J. Crew CEO Decks Out Hamptons Estate With Tasteful Confederate Flag
Vague references to American tradition are all well and good when you’re just trying to move some madras shorts—but when you’re decorating your house you should make sure that the fantasy old-timey United States you’re worshipping isn’t actually fantasy old-time Confederate States of America. Just ask J. Crew CEO Mickey Drexler.
Drexler, currently under fire as J. Crew undergoes layoffs, is trying to sell his 30-acre Hamptons compound for $85 million dollars. In the living room, as captured by marketing photos published by brokerage Douglas Elliman, there is a Confederate flag, framed and hanging on the wall.
Now, to be fair to Drexler, it’s not the Confederate flag that most people think of when they think “Confederate flag” (actually the battle flag of the Army of Northern Virginia). Rather, it’s the first official flag of the Confederate States of America—the so-called “Stars and Bars.”

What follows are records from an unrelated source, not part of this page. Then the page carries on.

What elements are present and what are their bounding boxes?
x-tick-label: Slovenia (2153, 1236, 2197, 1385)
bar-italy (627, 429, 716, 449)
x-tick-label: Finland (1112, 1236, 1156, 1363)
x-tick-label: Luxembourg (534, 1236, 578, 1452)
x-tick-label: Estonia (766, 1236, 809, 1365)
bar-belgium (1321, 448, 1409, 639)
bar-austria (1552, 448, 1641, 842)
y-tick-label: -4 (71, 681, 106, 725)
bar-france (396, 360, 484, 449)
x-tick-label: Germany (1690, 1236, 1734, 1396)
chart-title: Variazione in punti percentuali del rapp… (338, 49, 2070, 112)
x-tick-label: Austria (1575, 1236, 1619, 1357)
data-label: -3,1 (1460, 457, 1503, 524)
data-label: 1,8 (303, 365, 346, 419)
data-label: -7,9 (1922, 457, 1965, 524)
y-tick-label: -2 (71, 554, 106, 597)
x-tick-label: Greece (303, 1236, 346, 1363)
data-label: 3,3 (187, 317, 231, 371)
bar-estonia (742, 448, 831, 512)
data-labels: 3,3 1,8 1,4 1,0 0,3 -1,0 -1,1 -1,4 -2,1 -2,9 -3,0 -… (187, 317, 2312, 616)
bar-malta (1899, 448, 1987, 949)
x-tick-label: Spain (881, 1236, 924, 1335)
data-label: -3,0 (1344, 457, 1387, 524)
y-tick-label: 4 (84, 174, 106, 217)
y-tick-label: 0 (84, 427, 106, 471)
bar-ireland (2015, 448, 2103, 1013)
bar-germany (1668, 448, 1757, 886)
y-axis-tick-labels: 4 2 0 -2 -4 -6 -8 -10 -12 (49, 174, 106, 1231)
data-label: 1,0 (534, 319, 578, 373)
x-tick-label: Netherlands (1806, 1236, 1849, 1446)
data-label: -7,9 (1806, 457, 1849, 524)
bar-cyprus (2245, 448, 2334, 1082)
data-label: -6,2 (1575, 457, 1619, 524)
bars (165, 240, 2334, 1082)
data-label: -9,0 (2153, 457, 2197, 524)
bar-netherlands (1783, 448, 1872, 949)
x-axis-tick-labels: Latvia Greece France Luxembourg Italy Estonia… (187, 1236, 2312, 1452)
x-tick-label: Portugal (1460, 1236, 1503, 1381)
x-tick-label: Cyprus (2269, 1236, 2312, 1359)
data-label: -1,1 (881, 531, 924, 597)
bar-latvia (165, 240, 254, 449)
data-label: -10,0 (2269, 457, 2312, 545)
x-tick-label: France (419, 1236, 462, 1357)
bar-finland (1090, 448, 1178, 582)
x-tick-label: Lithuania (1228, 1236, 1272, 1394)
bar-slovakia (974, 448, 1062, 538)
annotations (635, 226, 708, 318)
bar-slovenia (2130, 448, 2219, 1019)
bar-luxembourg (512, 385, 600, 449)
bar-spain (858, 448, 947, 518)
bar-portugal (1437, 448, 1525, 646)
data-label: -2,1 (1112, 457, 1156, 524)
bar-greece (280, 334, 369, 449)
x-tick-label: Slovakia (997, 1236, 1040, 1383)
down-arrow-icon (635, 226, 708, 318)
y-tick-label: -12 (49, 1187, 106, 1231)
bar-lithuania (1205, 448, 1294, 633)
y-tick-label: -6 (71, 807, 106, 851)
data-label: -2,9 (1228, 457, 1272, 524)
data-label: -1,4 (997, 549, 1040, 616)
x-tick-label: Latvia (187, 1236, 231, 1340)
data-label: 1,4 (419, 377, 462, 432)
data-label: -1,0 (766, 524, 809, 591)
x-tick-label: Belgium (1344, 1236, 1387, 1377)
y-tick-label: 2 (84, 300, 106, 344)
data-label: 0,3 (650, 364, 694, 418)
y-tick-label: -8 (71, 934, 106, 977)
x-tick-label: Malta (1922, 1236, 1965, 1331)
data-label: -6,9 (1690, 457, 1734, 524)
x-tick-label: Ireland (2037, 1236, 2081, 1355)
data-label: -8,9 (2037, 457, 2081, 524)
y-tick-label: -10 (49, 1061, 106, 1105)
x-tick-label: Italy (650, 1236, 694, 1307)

When the pictures of Drexler’s property—once owned by Andy Warhol—were published on Curbed earlier this month, a commenter pointed out the flag’s meaning. Douglas Elliman have since removed the photograph from their listing, “because somebody pointed it out on some website,” said broker Paul Brennan.
“Somebody had to be pretty astute to pick up on that,” Brennan said. (Someone astute enough to remember that at no point were there seven states in the Union.) “Who in their right mind would think, Hey, there’s a Confederate flag, I’m gonna hang that on my wall?” Who, indeed!
A spokesperson for J. Crew did not return a request for comment.
Asked whether Drexler, who acquired the compound for $27 million in 2007, knew that he had a Confederate flag hanging on his wall, Brennan said, “I don’t think so. Why don’t you ask the decorator?” Asked whether the flag was still hanging on the wall: “I don’t know. I’ll go check later.”
Sales at J. Crew fell 5.2 percent in the first quarter this year, Bloomberg reported this month, and Drexler announced that 175 jobs were going to be cut. One of the executives who carried out some of these firings was himself fired for bragging on Instagram about not getting fired.
Drexler is reportedly also trying to sell his Tribeca apartment for $29.5 million and his Wainscott beach house for $26.5 million.